Esto derivó en la suscripción de acuerdos de “vías rápidas”, por los cuales algunos
OTT de alto consumo aceptaron realizar pagos específicos a los operadores de
red para privilegiar la transmisión de sus contenidos. Algo sobre lo que no había
regulación, y que recién ahora empieza a considerarse en las nuevas políticas de
neutralidad.
En el fondo, más allá de la disputa por las tasas de rentabilidad de uno u otro tipo
de prestadores, el costo de las inversiones termina recayendo sobre los usuarios
que pagan los servicios,y una consecuencia ya en marcha de este proceso es el
cambio en la forma en que históricamente se comercializó el acceso a internet,
con el predominio de tarifas planas que no dependen del nivel de consumo. Ese
modelo fue dejado de lado en general en los servicios móviles, que se suelen
vender con caps o límites según abonos, con tarifas crecientes. Esto ya está
siendo implementado también por muchos operadores de redes fijas alrededor del
mundo, que pasaron a exigir pagos adicionales por mayor consumo. Los
operadores de red fundamentan el cambio bajo una idea de justicia distributiva, de
modo que sean los usuarios más intensivos, que en general realizan más
consumos audiovisuales, quienes asuman los mayores costos. Pero este
esquema les permite a la vez rentabilizar el aumento del tráfico, asociándose a las
ganancias generadas por los nuevos consumos over-the-top.
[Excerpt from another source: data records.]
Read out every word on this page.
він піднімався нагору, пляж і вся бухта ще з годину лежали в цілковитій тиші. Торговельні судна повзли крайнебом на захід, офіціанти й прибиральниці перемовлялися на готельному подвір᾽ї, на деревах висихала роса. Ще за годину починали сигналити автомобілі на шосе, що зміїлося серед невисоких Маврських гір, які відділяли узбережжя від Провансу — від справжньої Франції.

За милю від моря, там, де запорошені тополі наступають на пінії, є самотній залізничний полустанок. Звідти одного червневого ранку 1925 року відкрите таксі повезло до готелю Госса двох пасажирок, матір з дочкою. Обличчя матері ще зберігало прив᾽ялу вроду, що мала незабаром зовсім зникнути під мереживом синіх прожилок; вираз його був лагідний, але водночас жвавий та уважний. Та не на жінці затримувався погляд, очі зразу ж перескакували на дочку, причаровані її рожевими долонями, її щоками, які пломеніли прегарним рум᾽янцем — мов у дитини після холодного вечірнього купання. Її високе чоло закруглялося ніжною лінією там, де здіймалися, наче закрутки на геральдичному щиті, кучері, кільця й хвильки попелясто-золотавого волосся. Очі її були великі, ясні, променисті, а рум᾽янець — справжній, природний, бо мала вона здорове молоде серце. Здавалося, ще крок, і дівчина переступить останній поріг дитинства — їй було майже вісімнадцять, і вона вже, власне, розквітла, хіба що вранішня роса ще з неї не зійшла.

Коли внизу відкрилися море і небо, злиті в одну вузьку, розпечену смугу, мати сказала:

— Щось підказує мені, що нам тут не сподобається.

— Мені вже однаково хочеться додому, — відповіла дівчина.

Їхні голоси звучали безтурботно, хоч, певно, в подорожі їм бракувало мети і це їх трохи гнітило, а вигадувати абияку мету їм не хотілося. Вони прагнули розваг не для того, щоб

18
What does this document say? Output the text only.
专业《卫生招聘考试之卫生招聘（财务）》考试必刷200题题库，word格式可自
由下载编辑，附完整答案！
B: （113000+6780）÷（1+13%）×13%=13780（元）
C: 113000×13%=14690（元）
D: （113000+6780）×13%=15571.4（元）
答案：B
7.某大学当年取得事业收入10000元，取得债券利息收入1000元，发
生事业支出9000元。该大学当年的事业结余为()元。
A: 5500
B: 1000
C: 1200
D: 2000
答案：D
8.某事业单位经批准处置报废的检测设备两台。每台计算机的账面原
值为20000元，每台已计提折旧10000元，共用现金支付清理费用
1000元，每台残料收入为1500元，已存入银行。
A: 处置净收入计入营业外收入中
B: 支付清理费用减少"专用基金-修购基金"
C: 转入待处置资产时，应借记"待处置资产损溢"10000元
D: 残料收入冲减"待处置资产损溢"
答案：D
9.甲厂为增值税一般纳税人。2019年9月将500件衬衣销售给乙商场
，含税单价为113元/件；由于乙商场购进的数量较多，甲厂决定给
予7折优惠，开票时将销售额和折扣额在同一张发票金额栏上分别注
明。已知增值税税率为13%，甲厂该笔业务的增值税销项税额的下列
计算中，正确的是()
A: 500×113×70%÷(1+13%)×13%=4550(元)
Se puede esperar, por un lado, que a mediano plazo las decisiones de políticas en
marcha amplíen su foco, considerando aspectos regulatorios más amplios de la
convergencia, con una nivelación de las obligaciones entre los actores
participantes. Desde hace décadas, los jugadores tradicionales están sujetos a
diversas regulaciones específicas nacionales, que fijan imposiciones fiscales
generales o particulares, limitaciones de licencias o de concentración de mercado,
obligaciones de prestación o transmisión, cuotas de programación, entre muchos
otros aspectos. Algo a lo que los nuevos prestadores digitales en general no están
sujetos, y de lo que se vienen beneficiando. Principalmente los grandes
intermediarios globales, que sacan provecho de una suerte de desterritorialización
continua, moviendo sus casas matrices a países favorables, prestando servicios
desde el exterior. El asunto es que lo que era novedoso se fue convirtiendo en
dominante, y esos pocos grandes actores aprovecharon la fluidez del cambio para
consolidarse a escala global, en muchos casos superando en tamaño y en
capacidades de actuación a los propios Estados nacionales.